We’ve heard it all before:
Postcrescent: A bill that would deregulate Wisconsin's telecommunications industry would lead to better Internet access or sky-high phone bills.
Take special notice of the term “competitive balance” in the following:
Providers (said) the bill would lead to competitive balance in the industry, wider broadband access and create tens of thousands of jobs. Opponents fired back that those claims are wildly exaggerated and that the measure would actually leave customers vulnerable to exorbitant rate increases and possibly with no phone service at all.
Again, who is Walker serving, the constituents, or big business to the detriment of his constituents? The following section pretty much shows Walker backing higher consumer rates, removing provider oversight, ignoring consumer complaints and giving up rural area internet access. Oh, and it’s backed by the industry…take a deep breath before reading:
Written at the request of Gov. Scott Walker and backed by industry powers such as AT&T Wisconsin and the Wisconsin State Telecommunications Association, the measure is packed with technical jargon. Essentially, the Public Service Commission could no longer set telecommunication rates, perform audits of providers or investigate consumer complaints … be prohibited from regulating data services such as high-speed Internet service. Providers would no longer be required to supply the commission with their prices and terms of service. They also would not have to provide service throughout a territory after 2013.

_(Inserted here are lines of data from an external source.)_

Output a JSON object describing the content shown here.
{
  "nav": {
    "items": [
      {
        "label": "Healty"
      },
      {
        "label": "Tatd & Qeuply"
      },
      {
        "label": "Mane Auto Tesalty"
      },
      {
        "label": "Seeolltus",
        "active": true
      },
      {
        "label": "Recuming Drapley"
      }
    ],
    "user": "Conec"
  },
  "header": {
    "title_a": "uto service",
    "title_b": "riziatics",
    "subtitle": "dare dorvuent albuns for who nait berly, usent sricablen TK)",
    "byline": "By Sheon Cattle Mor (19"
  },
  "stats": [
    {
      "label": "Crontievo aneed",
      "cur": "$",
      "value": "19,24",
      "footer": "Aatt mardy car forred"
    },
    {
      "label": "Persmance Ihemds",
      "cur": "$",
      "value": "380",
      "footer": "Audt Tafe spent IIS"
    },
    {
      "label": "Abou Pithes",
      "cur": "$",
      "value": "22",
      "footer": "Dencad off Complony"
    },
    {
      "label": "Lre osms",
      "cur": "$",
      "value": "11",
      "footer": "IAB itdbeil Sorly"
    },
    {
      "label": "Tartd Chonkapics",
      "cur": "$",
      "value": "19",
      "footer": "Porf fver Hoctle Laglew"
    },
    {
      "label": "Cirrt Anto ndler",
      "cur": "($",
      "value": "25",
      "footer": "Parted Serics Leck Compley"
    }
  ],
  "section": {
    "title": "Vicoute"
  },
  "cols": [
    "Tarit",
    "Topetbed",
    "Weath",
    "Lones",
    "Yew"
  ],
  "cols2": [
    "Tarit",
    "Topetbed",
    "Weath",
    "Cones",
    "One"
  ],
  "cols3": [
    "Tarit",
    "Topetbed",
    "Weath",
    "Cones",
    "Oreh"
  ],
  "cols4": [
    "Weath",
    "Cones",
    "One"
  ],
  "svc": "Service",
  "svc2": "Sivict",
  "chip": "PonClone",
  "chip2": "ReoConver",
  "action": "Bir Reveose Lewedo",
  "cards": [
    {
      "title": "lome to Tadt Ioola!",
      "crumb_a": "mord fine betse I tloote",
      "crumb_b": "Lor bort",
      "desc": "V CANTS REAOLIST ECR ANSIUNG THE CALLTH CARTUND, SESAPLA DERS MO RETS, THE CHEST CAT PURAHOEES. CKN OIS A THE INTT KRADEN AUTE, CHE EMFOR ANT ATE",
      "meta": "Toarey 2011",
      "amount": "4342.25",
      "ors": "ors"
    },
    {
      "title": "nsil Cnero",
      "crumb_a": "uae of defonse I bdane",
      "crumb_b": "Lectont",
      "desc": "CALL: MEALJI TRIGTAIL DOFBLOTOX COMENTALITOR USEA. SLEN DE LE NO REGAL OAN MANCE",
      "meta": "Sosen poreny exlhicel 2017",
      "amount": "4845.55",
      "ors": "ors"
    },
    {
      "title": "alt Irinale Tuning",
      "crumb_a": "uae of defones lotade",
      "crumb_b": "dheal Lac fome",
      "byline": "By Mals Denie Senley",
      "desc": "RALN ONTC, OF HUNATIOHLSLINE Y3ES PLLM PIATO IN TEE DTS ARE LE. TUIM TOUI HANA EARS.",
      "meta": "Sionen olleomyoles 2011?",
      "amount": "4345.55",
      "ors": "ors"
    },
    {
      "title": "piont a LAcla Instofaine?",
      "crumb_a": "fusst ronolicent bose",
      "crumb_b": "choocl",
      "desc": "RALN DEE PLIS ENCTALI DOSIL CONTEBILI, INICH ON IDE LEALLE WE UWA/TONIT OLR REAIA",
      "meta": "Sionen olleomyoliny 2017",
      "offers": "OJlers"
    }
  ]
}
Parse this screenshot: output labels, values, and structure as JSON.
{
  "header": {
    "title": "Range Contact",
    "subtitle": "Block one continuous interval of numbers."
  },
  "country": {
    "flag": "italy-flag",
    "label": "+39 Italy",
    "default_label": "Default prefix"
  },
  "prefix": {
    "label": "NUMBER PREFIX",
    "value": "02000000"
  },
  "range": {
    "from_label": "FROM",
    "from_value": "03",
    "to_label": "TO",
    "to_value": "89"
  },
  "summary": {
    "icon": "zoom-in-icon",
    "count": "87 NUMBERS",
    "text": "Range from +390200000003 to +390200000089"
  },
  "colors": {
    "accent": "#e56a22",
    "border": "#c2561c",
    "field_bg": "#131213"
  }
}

Could you have imagined anything more blatantly crass than this corporate wish list? The real world implications are jaw dropping for consumers, and a monetary giveaway and shift of the public’s wealth to the telecoms. Who's to blame?
The bill's main Senate sponsor, Rich Zipperer, R-Pewaukee, promised the bill would lead to a more competitive marketplace.
In a repeat of the jobs promises made in 2007 (full story and links here), when the cable industry was deregulated at the request of AT&T, they assume Wisconsin didn’t learn its lesson the last time:
AT&T Wisconsin President Scott VanderSanden estimated the bill could lead to 50,000 jobs kept or created across a wide swath of sectors in the state. "The bill is practical. It includes a lot of common sense," VanderSanden said.
Communications Workers of America's Rob Boelk (said) big providers have no local loyalty, and if the bill passes no one would be able to stop them from raising rates by dozens of dollars a year just to price themselves out of the archaic landline business. He scoffed at VanderSanden's 50,000-job figure. He said the bill could cost jobs.
Kira Loehr, an attorney with the Citizens Utility Board, said no state oversight could lead to exorbitant rates, especially for rural and elderly customers who might be forced to give up their trusted landlines for more expensive Internet-cable-phone bundle packages. "Not everyone wants to bundle," she said. "The cost could go through the roof."
She also questioned how state lawmakers would know if broadband access was improving because providers would no longer have to give information to the state.
How about that? You would hope at least one Republican lawmaker might consider that.